Puis Felipe se souvint que dès qu'elle fut rentrée à l'hacienda, elle était allée se coucher sans paraître au déjeuner ni même de tout l'après-midi… Avait-elle finalement été mise si mal à l'aise par une dispute entre Diego et Victoria qu'elle avait préféré s'isoler et ne voir personne ?
Mais cela n'avait aucun sens… La Señorita n'était qu'une étrangère à Diego et à Victoria, une dispute entre les deux ne pouvait l'affecter à ce point. Et puis, elle avait paru tout à fait à l'aise et insouciante, ce soir… Non, décidément, cette piste-là n'avait ni queue ni tête.
Felipe était toujours très perplexe, et il demanda cette fois clairement à Diego ce qui s'était passé. Celui-ci passa alors ses deux mains sur son visage, glissant le long des arêtes de son nez et s'attardant sur le menton, avant d'inspirer de nouveau.

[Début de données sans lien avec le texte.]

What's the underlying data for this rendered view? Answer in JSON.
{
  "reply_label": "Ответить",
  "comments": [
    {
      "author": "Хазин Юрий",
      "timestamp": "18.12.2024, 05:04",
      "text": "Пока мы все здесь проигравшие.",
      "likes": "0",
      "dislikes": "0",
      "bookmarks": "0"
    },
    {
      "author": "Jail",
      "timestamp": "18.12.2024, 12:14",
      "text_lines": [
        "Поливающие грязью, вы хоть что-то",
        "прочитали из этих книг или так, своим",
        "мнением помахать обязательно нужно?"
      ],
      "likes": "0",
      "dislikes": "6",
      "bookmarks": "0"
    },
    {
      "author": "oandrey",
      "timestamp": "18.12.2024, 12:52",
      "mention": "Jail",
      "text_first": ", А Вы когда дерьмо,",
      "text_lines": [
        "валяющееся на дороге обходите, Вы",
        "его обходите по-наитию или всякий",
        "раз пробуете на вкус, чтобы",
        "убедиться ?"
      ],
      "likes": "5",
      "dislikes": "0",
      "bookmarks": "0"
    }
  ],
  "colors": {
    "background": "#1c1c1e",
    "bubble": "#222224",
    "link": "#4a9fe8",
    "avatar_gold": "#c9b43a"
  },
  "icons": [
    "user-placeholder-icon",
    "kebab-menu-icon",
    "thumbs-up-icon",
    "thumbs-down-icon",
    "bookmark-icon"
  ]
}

— Victoria m'a… commença-t-il. Sur le moment, j'ai cru qu'elle avait deviné mon– notre secret, mais non. Elle m'a dit… elle m'a reproché… Pff, que crois que c'en est fini même de notre amitié. Et puis après tout, je lui en veux, moi aussi.
Felipe pointa un doigt vers Diego et signa une rapide question.
— Comment ça, "qu'est-ce que j'ai fait"? Qu'est-ce qui te fais croire que c'est moi qui ai fait quelque chose, dans cette affaire ?
Felipe mit ses poings sur ses hanches, inclina la tête sur le côté et haussa un sourcil. "Ah parce que tu vas me faire croire que tu n'es pour rien dans tout ça ?" était-il en train de lui "dire".
— Non ! Elle s'est… Elle s'est fait des idées toute seule. Quand je pense à ce dont elle a osé m'accuser !
Felipe sentit que cette fois, c'était vraiment grave, et il cessa de le taquiner. Il redemanda à Diego ce qui s'était passé, le questionnant sur ce que Victoria avait dit qui le contrariait tant.
Diego fixa le sol. Ce n'était vraiment pas des histoires pour quelqu'un de l'âge de Felipe, se disait-il. Il n'avait après tout que dix-neuf ans. Et puis cela allait lui rappeler ce dont lui-même venait d'être accusé il y avait à peine quatre jours de cela… Mais d'un autre côté Diego avait le cœur lourd, et besoin de se confier. Il se décida alors à donner un début de réponse.
— Victoria… elle a… elle m'a reproché de… de vouloir profiter de… m'a accusé de… la señorita Alacen… Victoria m'a…
Il s'interrompit, ne voulant pas en dire plus. Il leva les yeux vers Felipe, mais le jeune homme semblait complètement perdu.
— Victoria croit… elle m'a accusé d'essayer de…
Il ne pouvait se résoudre à prononcer ces mots à haute voix. Mais Felipe était toujours autant dans le flou.
—…de… reprit-il.
Nouvelle pause. Puis à voix basse, presque en chuchotant, il finit par lâcher :
—…d'abuser de la señorita.
Felipe ouvrit des yeux ronds. Il pointa ensuite Diego du doigt. "Toi ?" voulait dire ce geste. Cela le laissait plus que perplexe. Puis il fit le geste qui désignait Victoria et pointa son index vers sa tempe, un signe clair que selon lui elle avait perdu l'esprit.
— Évidemment, elle se méprend… crut bon de préciser Diego.
Mais qu'est-ce qui avait bien pu donner cette impression à Victoria ? se demanda Felipe. Question qu'il posa à Diego.
Celui-ci parut soudain plutôt gêné.
— Ah…! répondit-il simplement, faisant de ses mains un geste d'impuissance.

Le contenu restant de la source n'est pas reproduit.